The Court in Adams Express thus held that claims arising out of loss or damage to property transported in interstate commerce are governed by the Carmack Amendment and that all state law claims are preempted. See id. Courts, like the Sixth Circuit, have uniformly recognized that the Carmack Amendment’s broad preemptive effect extends to all state law claims arising from the transportation and delivery of goods, whether such claims contradict or supplement Carmack Amendment remedies.2 See Am. Synthetic Rubber Corp. v. Louisville & N.R. Co., 422 F.2d 462, 465 (6th Cir. 1970) (The Carmack Amendment is “comprehensive enough to embrace all damages resulting from any failure to discharge a carrier’s duty with respect to any part of the transportation to the agreed destination.” (quotation marks and citation omitted)); see, e.g., Moffit v. Betkins Van Lines Co., 6 F.3d 305, 306–07 (5th Cir. 1993) (Carmack Amendment preempted state law claims for intentional and negligent infliction of emotional distress, breach of contract, misrepresentation, fraud, negligence, and gross negligence).

The Court finds that the breach of contract claim alleged in Count VI of the Complaint is preempted by the Carmack Amendment, as it involves a “failure to discharge a carrier’s duty with respect to any part of the transportation to the agreed destination.” N.Y., Phila. & Norfolk R.R. Co. v. Peninsula Produce Exch., 240 U.S. 34, 38, 36 S. Ct. 230, 60 L. Ed. 511 (1916). Because Count VI specifically seeks damages flowing from the shipping agreement with Pyle, it is preempted, and, therefore, it is dismissed.3

III. Conclusion

*4 For the foregoing reasons, Pyle’s motion to dismiss Count VI is GRANTED, and Count VI is DISMISSED.

IT IS SO ORDERED.

All Citations

Footnotes

  1. All page number references herein are to the consecutive page numbers applied to each individual document by the Court’s electronic filing system.  
  2. There is “an exception to Carmack preemption when ‘claims [are] unrelated to the loss of, or damage to, goods in interstate commerce.’ ” Next F/X, Inc. v. DHL Aviation Ams., Inc., 429 F. Supp. 3d 350, 361 (E.D. Ky. 2019) (quoting Val’s Auto Sales & Repair, LLC v.

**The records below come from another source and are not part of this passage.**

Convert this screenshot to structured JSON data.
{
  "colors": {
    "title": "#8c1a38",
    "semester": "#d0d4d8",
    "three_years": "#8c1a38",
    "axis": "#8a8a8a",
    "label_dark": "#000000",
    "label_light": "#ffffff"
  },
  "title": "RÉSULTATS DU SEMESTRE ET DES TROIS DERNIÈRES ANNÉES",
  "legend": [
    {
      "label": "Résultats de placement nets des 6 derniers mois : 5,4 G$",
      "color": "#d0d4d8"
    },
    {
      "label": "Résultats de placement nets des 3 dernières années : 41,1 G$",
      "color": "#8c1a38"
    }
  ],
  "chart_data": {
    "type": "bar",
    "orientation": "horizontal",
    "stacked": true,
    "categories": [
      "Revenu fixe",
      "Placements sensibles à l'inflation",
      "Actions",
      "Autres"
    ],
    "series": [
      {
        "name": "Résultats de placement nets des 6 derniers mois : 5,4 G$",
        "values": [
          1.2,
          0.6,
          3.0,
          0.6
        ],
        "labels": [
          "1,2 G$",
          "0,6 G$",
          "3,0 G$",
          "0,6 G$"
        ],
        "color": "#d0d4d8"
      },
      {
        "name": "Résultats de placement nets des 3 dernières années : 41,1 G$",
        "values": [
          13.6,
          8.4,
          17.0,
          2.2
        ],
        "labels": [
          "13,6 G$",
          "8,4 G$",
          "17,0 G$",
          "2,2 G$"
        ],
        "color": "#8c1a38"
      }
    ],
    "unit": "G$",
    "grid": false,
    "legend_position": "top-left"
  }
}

Garcia, 367 F. Supp. 3d 613, 620 (E.D. Ky. 2019) (further citation omitted)). “The exception is quite narrow, however, as the preemption embraces all losses resulting from any failure to discharge a carrier’s duty as to any party of the agreed transportation.” Id. at 362 (quotation marks and citations omitted); see also York v. Day Transfer Co., 525 F. Supp. 2d 289, 299 (D.R.I. 2007) (“Thus, to avoid [Carmack] preemption a party must allege conduct on the part of the carrier that is independent from the shipping and transportation of goods at issue, and even from the claims process that may follow—something akin to an allegation of assault and injury inflicted by the carrier upon the shipper.” (citations omitted)). Since all of the damages sought by Travelers are either directly or indirectly related to the alleged damage sustained to the goods during transit, this narrow exception does not apply.  
  3. The Court notes that Pyle has not moved to dismiss any other state law claim against him, nor has Dayton Freight moved for dismissal of any of the state law claims asserted against it. Given the absence of a request to dismiss any other claim, the Court leaves the question of whether the remaining state law claims are preempted by the Carmack Amendment for another day.